Using genetically defined mouse strains that exhibited differential susceptibilities to chlamydia disease, Darville has determined that certain immune responses are protective, whereas others lead to disease. Based on these insights, Darville and her collaborator made the exciting discovery that creates a chlamydia strain attenuated in its ability to cause disease but capable of eliciting a protective immune response. Darville proposes that if the innovation is as effective in guinea pigs as it is in mice, then such strains of chlamydia should be useful candidates for antichlamydial vaccines in humans. Her research addresses the compelling need to combat this disease with more than aftercare.

As one of the institutions that fully participated in the Hartwell process, Pitt also was able to select one of its young biomedical investigators to receive a $100,000 two-year post-doctoral fellowship. This year, the fellowship was awarded to Drew D. Dudgeon, Department of Pharmacology and Chemical Biology, under the mentorship of John S. Lazo, director of the Institute for Drug Discovery, School of Medicine. Dudgeon will screen a diverse chemical library of compounds that may enhance the ability of certain proteins to act as tumor suppressors and kill cancer cells. The Hartwell Fellowship is intended to support scientists in the early stages of their biomedical research careers by enabling them to pursue further specialized training as part of their career development.

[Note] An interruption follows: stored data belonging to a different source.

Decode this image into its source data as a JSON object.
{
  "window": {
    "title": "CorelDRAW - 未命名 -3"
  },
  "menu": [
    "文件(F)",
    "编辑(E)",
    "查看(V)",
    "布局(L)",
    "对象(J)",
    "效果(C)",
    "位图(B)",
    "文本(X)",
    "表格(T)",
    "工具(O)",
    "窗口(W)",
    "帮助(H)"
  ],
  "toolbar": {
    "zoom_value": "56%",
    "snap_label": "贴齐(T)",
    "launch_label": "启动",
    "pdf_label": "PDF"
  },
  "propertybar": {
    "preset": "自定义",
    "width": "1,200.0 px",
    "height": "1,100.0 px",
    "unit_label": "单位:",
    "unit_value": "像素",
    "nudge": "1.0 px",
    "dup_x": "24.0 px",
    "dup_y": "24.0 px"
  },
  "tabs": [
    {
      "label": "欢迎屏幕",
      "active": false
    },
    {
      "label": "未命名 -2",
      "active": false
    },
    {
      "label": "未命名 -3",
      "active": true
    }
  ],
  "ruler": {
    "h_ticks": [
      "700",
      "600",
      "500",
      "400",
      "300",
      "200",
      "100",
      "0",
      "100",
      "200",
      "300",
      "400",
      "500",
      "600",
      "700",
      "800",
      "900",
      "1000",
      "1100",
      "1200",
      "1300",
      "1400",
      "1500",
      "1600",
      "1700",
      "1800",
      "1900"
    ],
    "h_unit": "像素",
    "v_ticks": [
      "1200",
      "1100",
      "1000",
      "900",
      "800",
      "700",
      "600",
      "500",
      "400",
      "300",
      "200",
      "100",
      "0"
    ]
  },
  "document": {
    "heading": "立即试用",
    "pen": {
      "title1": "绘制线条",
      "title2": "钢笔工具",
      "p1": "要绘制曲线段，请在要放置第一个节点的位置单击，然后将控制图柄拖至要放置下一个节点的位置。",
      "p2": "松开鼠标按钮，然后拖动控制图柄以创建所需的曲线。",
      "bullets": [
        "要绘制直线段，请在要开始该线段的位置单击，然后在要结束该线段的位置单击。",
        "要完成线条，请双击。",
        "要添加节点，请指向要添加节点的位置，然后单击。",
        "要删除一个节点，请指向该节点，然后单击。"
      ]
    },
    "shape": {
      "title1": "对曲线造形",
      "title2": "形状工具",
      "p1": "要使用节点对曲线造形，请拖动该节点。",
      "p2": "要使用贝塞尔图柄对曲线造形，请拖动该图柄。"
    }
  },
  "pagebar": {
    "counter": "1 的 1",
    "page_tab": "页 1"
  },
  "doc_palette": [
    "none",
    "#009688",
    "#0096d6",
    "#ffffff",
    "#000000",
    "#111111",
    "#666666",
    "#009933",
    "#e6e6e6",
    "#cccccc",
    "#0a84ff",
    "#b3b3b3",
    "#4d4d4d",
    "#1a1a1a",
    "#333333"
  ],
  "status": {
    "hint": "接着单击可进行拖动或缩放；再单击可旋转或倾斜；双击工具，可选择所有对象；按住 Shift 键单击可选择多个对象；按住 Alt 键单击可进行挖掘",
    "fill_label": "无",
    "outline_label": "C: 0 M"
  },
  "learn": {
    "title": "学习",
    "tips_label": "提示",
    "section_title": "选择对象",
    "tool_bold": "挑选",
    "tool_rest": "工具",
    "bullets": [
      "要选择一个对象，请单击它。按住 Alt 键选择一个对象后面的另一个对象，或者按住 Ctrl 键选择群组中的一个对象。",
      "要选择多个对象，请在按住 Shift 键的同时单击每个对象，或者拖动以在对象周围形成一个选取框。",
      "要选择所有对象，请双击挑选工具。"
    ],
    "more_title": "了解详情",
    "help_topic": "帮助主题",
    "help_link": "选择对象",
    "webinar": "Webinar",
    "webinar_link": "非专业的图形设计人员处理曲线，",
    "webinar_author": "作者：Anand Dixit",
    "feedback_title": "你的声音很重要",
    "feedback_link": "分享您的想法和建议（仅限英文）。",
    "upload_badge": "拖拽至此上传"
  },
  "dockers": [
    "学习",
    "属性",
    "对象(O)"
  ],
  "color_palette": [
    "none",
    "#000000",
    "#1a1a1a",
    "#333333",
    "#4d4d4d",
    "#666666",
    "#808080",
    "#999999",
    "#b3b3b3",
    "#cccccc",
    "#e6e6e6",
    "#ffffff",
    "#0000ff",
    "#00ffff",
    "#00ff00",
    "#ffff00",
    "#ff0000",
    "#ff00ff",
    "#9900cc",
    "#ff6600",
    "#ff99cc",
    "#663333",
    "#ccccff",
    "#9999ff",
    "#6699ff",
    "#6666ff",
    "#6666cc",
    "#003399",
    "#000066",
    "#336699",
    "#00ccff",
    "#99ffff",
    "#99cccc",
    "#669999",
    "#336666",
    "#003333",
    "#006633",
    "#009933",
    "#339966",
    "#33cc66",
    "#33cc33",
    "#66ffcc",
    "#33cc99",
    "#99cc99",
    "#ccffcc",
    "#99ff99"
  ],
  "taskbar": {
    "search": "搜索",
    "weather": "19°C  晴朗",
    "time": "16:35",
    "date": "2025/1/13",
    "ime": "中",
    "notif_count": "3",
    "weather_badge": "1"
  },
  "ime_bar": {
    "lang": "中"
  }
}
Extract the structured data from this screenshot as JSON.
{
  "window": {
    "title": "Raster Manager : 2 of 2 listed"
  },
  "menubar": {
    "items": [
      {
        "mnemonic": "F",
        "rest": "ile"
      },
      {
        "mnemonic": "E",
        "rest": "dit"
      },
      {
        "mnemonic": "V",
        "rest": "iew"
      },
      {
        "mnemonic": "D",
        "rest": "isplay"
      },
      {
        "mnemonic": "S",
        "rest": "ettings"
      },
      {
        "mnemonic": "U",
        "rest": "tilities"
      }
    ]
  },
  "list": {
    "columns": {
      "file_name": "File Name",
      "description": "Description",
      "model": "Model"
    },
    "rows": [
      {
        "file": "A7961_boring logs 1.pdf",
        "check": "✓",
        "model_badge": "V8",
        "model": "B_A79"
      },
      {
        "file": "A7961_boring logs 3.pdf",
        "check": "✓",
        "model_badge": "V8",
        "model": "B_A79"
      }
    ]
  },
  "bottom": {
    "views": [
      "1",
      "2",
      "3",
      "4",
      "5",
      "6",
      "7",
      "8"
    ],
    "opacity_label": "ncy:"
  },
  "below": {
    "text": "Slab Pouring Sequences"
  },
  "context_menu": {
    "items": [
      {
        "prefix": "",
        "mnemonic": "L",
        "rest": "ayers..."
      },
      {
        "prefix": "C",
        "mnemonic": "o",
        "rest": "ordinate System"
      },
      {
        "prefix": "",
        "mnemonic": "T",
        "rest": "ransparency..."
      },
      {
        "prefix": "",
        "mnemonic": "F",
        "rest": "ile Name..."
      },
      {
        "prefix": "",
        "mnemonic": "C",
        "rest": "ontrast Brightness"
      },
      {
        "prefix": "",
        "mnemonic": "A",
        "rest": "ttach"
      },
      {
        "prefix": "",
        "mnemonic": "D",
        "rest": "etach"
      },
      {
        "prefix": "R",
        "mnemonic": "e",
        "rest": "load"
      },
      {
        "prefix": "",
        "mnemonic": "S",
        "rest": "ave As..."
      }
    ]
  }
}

Silverman received the 2006 Hartwell Individual Biomedical Research award to study a biochemical abnormality of alpha-1-Antitrypsin protein that is a commonly inherited genetic defect and the leading cause of liver transplantation in children. The defect involves misfolding of the molecule shortly after its synthesis in the liver. His innovation was high throughput screening of small-molecule drugs in a unique animal model system, the transparent worm C. elegans. Using green fluorescent reporter proteins, he seeks to identify the underlying genetic components that contribute to complex human disease processes involving misfolded proteins and organ damage. Potential future applications of Silverman’s approach extend to research on emphysema, Alzheimer’s, Parkinson’s, Huntington’s, ALS, and prion diseases.

Timothy M. Maul was selected by Pitt to receive the $100,000 two-year 2006 Hartwell Fellowship for his research on pediatric circulatory support. Maul conducts research in the Department of Surgery in Pitt’s School of Medicine and the Department of Bioengineering in Pitt’s School of Engineering under the mentorship of William R. Wagner, deputy director of the Pitt-UPMC McGowan Institute for Regenerative Medicine and professor of surgery, bioengineering, and chemical engineering at Pitt.